The main goal of this article is to list and describe system patterns for designing machine learning systems in a production environment. Design patterns that help in the development of machine learning models that achieve certain accuracy metrics are not a priority, although for some of the patterns listed, such usecases will still be specified.
Minimum requirements
All of the machine learning system patterns listed here are intended for deployment in a public cloud environment or on a Kubernetes cluster. For the purpose of this review, we have tried to abstract as much as possible from specific programming languages or platforms, although since Python is the most significant language for machine learning technology, most of the patterns can be implemented using Python.
Patterns
Service systems design patterns
Service systems design patterns are a set of off-the-shelf design solutions that can be used to organize production workflows that involve machine learning models.
Web single pattern
Using
When you need to quickly release a predictor in the simplest architecture.
The architecture
The Web single pattern offers an architecture where all the artifacts and code for the predictor model are enclosed in a single web server. Because in this pattern the REST (or GRPC) interface, preprocessing, and trained model are all in one place (on the server), you can create and deploy them as a simple predictor.
If you need to deploy multiple replicas at once, you will have to implement a load balancer or proxy server to access them. If you use GRPC as your interface, you should seriously consider implementing a client-side load balancer or layer-7 load balancer.
To build your model into a web server, you can use the model-in-image pattern or the model-loading pattern.
Diagram
Pros of
Ability to use a single programming language, such as Python, for web server, preprocessing and logical output.
- Easy to manage because of its simplicity.
- It is easier to troubleshoot.
- Minimally time-consuming to refine the model.

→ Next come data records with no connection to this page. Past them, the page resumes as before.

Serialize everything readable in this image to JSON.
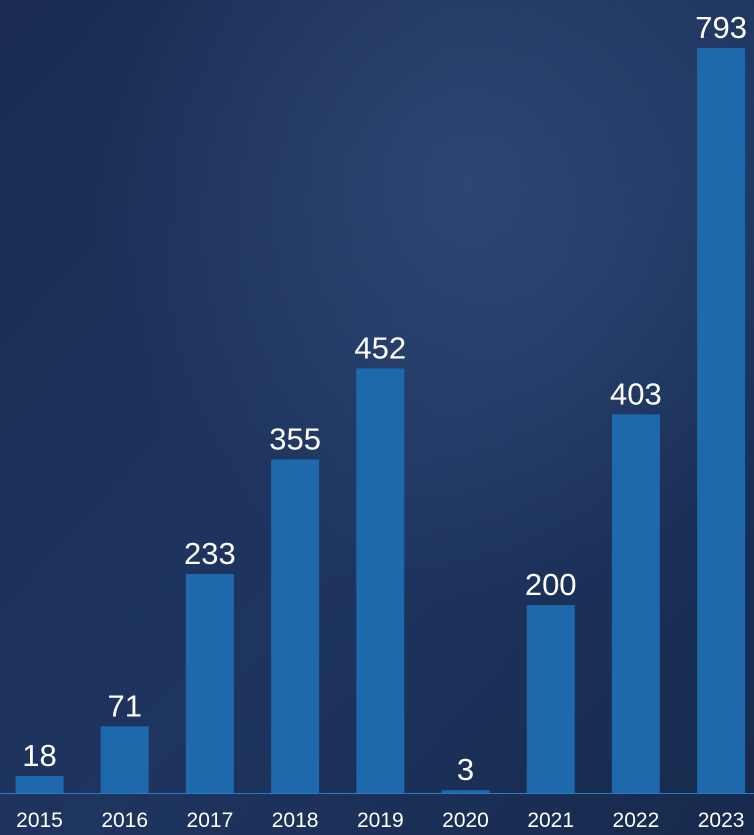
{
  "chart_data": {
    "type": "bar",
    "categories": [
      "2015",
      "2016",
      "2017",
      "2018",
      "2019",
      "2020",
      "2021",
      "2022",
      "2023"
    ],
    "values": [
      18,
      71,
      233,
      355,
      452,
      3,
      200,
      403,
      793
    ],
    "title": "",
    "xlabel": "",
    "ylabel": "",
    "ylim": [
      0,
      793
    ],
    "grid": false,
    "legend": "none",
    "data_labels": true,
    "colors": {
      "background_top": "#1a2c52",
      "background_bottom": "#172a4d",
      "bar": "#1d69ab",
      "baseline": "#2e7cc0",
      "text": "#ffffff"
    }
  }
}
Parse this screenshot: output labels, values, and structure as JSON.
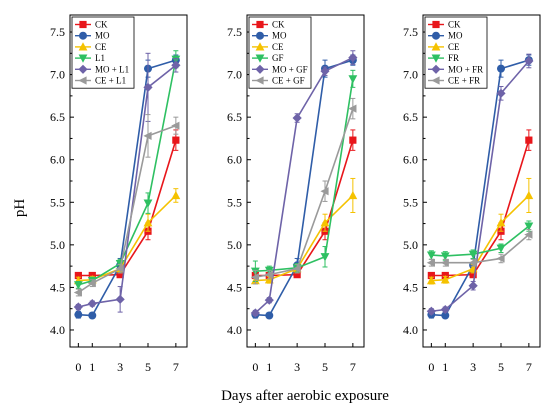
{
  "y_axis_label": "pH",
  "x_axis_label": "Days after aerobic exposure",
  "series_colors": {
    "CK": "#e8161b",
    "MO": "#2f5da8",
    "CE": "#f5c200",
    "treatment": "#2ec062",
    "MO_combo": "#6e63a8",
    "CE_combo": "#9a9a9a"
  },
  "chart_data": [
    {
      "type": "line",
      "panel": "left",
      "x": [
        0,
        1,
        3,
        5,
        7
      ],
      "xticks": [
        "0",
        "1",
        "3",
        "5",
        "7"
      ],
      "ylim": [
        3.8,
        7.7
      ],
      "yticks": [
        "4.0",
        "4.5",
        "5.0",
        "5.5",
        "6.0",
        "6.5",
        "7.0",
        "7.5"
      ],
      "grid": false,
      "legend_position": "top-left",
      "series": [
        {
          "name": "CK",
          "values": [
            4.64,
            4.64,
            4.65,
            5.16,
            6.23
          ],
          "err": [
            0.03,
            0.03,
            0.03,
            0.1,
            0.12
          ],
          "color": "#e8161b",
          "marker": "square"
        },
        {
          "name": "MO",
          "values": [
            4.18,
            4.17,
            4.76,
            7.07,
            7.17
          ],
          "err": [
            0.04,
            0.03,
            0.08,
            0.1,
            0.06
          ],
          "color": "#2f5da8",
          "marker": "circle"
        },
        {
          "name": "CE",
          "values": [
            4.58,
            4.59,
            4.72,
            5.26,
            5.58
          ],
          "err": [
            0.04,
            0.04,
            0.05,
            0.1,
            0.08
          ],
          "color": "#f5c200",
          "marker": "triangle-up"
        },
        {
          "name": "L1",
          "values": [
            4.53,
            4.58,
            4.78,
            5.49,
            7.18
          ],
          "err": [
            0.04,
            0.04,
            0.05,
            0.12,
            0.1
          ],
          "color": "#2ec062",
          "marker": "triangle-down"
        },
        {
          "name": "MO + L1",
          "values": [
            4.27,
            4.31,
            4.36,
            6.85,
            7.11
          ],
          "err": [
            0.03,
            0.03,
            0.15,
            0.4,
            0.08
          ],
          "color": "#6e63a8",
          "marker": "diamond"
        },
        {
          "name": "CE + L1",
          "values": [
            4.44,
            4.55,
            4.72,
            6.28,
            6.4
          ],
          "err": [
            0.04,
            0.04,
            0.05,
            0.25,
            0.1
          ],
          "color": "#9a9a9a",
          "marker": "left-triangle"
        }
      ]
    },
    {
      "type": "line",
      "panel": "middle",
      "x": [
        0,
        1,
        3,
        5,
        7
      ],
      "xticks": [
        "0",
        "1",
        "3",
        "5",
        "7"
      ],
      "ylim": [
        3.8,
        7.7
      ],
      "yticks": [
        "4.0",
        "4.5",
        "5.0",
        "5.5",
        "6.0",
        "6.5",
        "7.0",
        "7.5"
      ],
      "grid": false,
      "legend_position": "top-left",
      "series": [
        {
          "name": "CK",
          "values": [
            4.64,
            4.64,
            4.65,
            5.16,
            6.23
          ],
          "err": [
            0.03,
            0.03,
            0.03,
            0.1,
            0.12
          ],
          "color": "#e8161b",
          "marker": "square"
        },
        {
          "name": "MO",
          "values": [
            4.18,
            4.17,
            4.76,
            7.07,
            7.17
          ],
          "err": [
            0.04,
            0.03,
            0.08,
            0.1,
            0.06
          ],
          "color": "#2f5da8",
          "marker": "circle"
        },
        {
          "name": "CE",
          "values": [
            4.58,
            4.59,
            4.72,
            5.26,
            5.58
          ],
          "err": [
            0.04,
            0.04,
            0.05,
            0.1,
            0.2
          ],
          "color": "#f5c200",
          "marker": "triangle-up"
        },
        {
          "name": "GF",
          "values": [
            4.69,
            4.7,
            4.73,
            4.86,
            6.95
          ],
          "err": [
            0.12,
            0.05,
            0.05,
            0.12,
            0.1
          ],
          "color": "#2ec062",
          "marker": "triangle-down"
        },
        {
          "name": "MO + GF",
          "values": [
            4.2,
            4.35,
            6.49,
            7.04,
            7.2
          ],
          "err": [
            0.03,
            0.03,
            0.05,
            0.05,
            0.08
          ],
          "color": "#6e63a8",
          "marker": "diamond"
        },
        {
          "name": "CE + GF",
          "values": [
            4.62,
            4.65,
            4.72,
            5.63,
            6.6
          ],
          "err": [
            0.08,
            0.05,
            0.05,
            0.12,
            0.12
          ],
          "color": "#9a9a9a",
          "marker": "left-triangle"
        }
      ]
    },
    {
      "type": "line",
      "panel": "right",
      "x": [
        0,
        1,
        3,
        5,
        7
      ],
      "xticks": [
        "0",
        "1",
        "3",
        "5",
        "7"
      ],
      "ylim": [
        3.8,
        7.7
      ],
      "yticks": [
        "4.0",
        "4.5",
        "5.0",
        "5.5",
        "6.0",
        "6.5",
        "7.0",
        "7.5"
      ],
      "grid": false,
      "legend_position": "top-left",
      "series": [
        {
          "name": "CK",
          "values": [
            4.64,
            4.64,
            4.65,
            5.16,
            6.23
          ],
          "err": [
            0.03,
            0.03,
            0.03,
            0.1,
            0.12
          ],
          "color": "#e8161b",
          "marker": "square"
        },
        {
          "name": "MO",
          "values": [
            4.18,
            4.17,
            4.76,
            7.07,
            7.17
          ],
          "err": [
            0.04,
            0.03,
            0.08,
            0.1,
            0.06
          ],
          "color": "#2f5da8",
          "marker": "circle"
        },
        {
          "name": "CE",
          "values": [
            4.58,
            4.59,
            4.72,
            5.26,
            5.58
          ],
          "err": [
            0.04,
            0.04,
            0.05,
            0.1,
            0.2
          ],
          "color": "#f5c200",
          "marker": "triangle-up"
        },
        {
          "name": "FR",
          "values": [
            4.88,
            4.87,
            4.89,
            4.96,
            5.22
          ],
          "err": [
            0.05,
            0.05,
            0.05,
            0.05,
            0.06
          ],
          "color": "#2ec062",
          "marker": "triangle-down"
        },
        {
          "name": "MO + FR",
          "values": [
            4.22,
            4.24,
            4.52,
            6.78,
            7.16
          ],
          "err": [
            0.03,
            0.03,
            0.05,
            0.08,
            0.08
          ],
          "color": "#6e63a8",
          "marker": "diamond"
        },
        {
          "name": "CE + FR",
          "values": [
            4.79,
            4.79,
            4.79,
            4.84,
            5.12
          ],
          "err": [
            0.04,
            0.04,
            0.04,
            0.05,
            0.06
          ],
          "color": "#9a9a9a",
          "marker": "left-triangle"
        }
      ]
    }
  ]
}
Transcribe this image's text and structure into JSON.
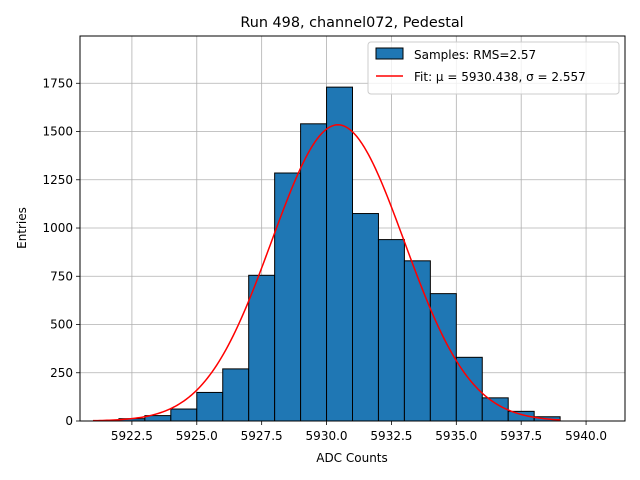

- As a starting production architecture, it is usually recommended to deploy on a single web server with synchronous processing.
Disadvantages
- Since all components are encapsulated in a single server or docker image, even a small patch would require updating the entire image.
- Upgrades will also require a service deployment, which in larger organizations requires doing a serious SDLC.
What you need to think about
- Procedures for upgrades and maintenance for each component.
- Scaling involves changes to web server management.